If that sounds…odd, at first, hear me out: you dump information as much as you care, for this has two distinct advantages:
If a journalist actually does his or her job and asks a specific question about, say, the sharing and collecting of excess mortality, you get to weasel your way out by pointing to ‘the bigger picture’ or something else equally vacuous.
If a journalist asks about ‘the bigger picture’, you can state something else equally vacuous.

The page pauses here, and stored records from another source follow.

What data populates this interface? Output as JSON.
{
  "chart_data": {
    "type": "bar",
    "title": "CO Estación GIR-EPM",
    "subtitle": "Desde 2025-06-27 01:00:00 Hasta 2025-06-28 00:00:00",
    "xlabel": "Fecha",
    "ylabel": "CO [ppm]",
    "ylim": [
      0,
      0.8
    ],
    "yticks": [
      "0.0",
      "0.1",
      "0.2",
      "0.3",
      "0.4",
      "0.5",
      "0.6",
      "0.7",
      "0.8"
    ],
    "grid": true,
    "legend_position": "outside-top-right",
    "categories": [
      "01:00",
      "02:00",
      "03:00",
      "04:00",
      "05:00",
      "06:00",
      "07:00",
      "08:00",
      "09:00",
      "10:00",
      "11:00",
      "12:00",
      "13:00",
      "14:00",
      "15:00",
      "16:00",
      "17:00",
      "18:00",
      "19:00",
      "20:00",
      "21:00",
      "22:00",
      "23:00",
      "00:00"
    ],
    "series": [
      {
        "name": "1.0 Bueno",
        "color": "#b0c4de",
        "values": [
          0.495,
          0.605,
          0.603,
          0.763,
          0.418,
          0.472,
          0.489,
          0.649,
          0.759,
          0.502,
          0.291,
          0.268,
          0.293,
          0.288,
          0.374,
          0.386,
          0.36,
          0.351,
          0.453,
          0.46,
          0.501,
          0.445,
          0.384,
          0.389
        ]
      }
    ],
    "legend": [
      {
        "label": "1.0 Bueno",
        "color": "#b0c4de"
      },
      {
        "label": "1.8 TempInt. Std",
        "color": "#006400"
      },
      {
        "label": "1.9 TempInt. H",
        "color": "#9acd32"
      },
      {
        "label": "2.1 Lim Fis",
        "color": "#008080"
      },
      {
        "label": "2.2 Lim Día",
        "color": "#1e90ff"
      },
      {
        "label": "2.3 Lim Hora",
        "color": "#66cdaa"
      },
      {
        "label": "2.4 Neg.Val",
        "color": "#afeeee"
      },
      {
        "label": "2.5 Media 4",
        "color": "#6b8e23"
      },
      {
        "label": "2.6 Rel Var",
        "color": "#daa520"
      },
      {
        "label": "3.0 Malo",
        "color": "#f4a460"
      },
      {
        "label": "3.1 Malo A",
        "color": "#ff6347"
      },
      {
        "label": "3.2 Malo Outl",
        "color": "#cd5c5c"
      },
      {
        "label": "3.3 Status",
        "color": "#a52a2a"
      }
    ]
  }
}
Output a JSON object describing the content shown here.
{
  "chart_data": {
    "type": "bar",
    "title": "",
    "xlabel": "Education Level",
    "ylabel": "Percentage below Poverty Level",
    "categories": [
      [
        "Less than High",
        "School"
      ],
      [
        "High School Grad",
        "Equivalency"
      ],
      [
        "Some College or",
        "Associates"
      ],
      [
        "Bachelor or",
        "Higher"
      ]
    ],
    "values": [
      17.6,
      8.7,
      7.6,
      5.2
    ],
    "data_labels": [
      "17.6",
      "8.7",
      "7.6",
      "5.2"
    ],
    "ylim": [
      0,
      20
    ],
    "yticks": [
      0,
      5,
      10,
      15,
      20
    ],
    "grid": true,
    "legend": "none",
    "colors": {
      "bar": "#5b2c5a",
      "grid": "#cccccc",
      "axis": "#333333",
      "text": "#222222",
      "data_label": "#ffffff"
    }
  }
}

Either way, you get your way.
I do maintain the Ian Fleming-deriving aloofness about this, but I’d add that it comes in two mutually exclusive varieties:
On the one hand, if anyone wishes to ‘move beyond Covid’, this would mean to dismantle, to a large extent, the ballooning infrastructure, human and otherwise, that was put in place to ‘do something’ about the pandemic. Cutting spending on these bloated institutions, such as the IPH, is part and parcel of this draw-down.
On the other hand, ‘Covid’ is a multi-billion (pick your currency) industry, which entails a lot of pushback from everyone who stands to benefit from this largesse, incl. specifically big healthcare, big pharma, big government, legacy media, etc.
As far as historical analogies go, I’d point you to severe economic dislocations that followed comparable instances of indiscriminate public largesse, such as the post-Congress of Vienna (1814/15) slump, or the problems after WW1 and WW2.
Those doing the war profiteering will fight peace tooth and nail. And then some.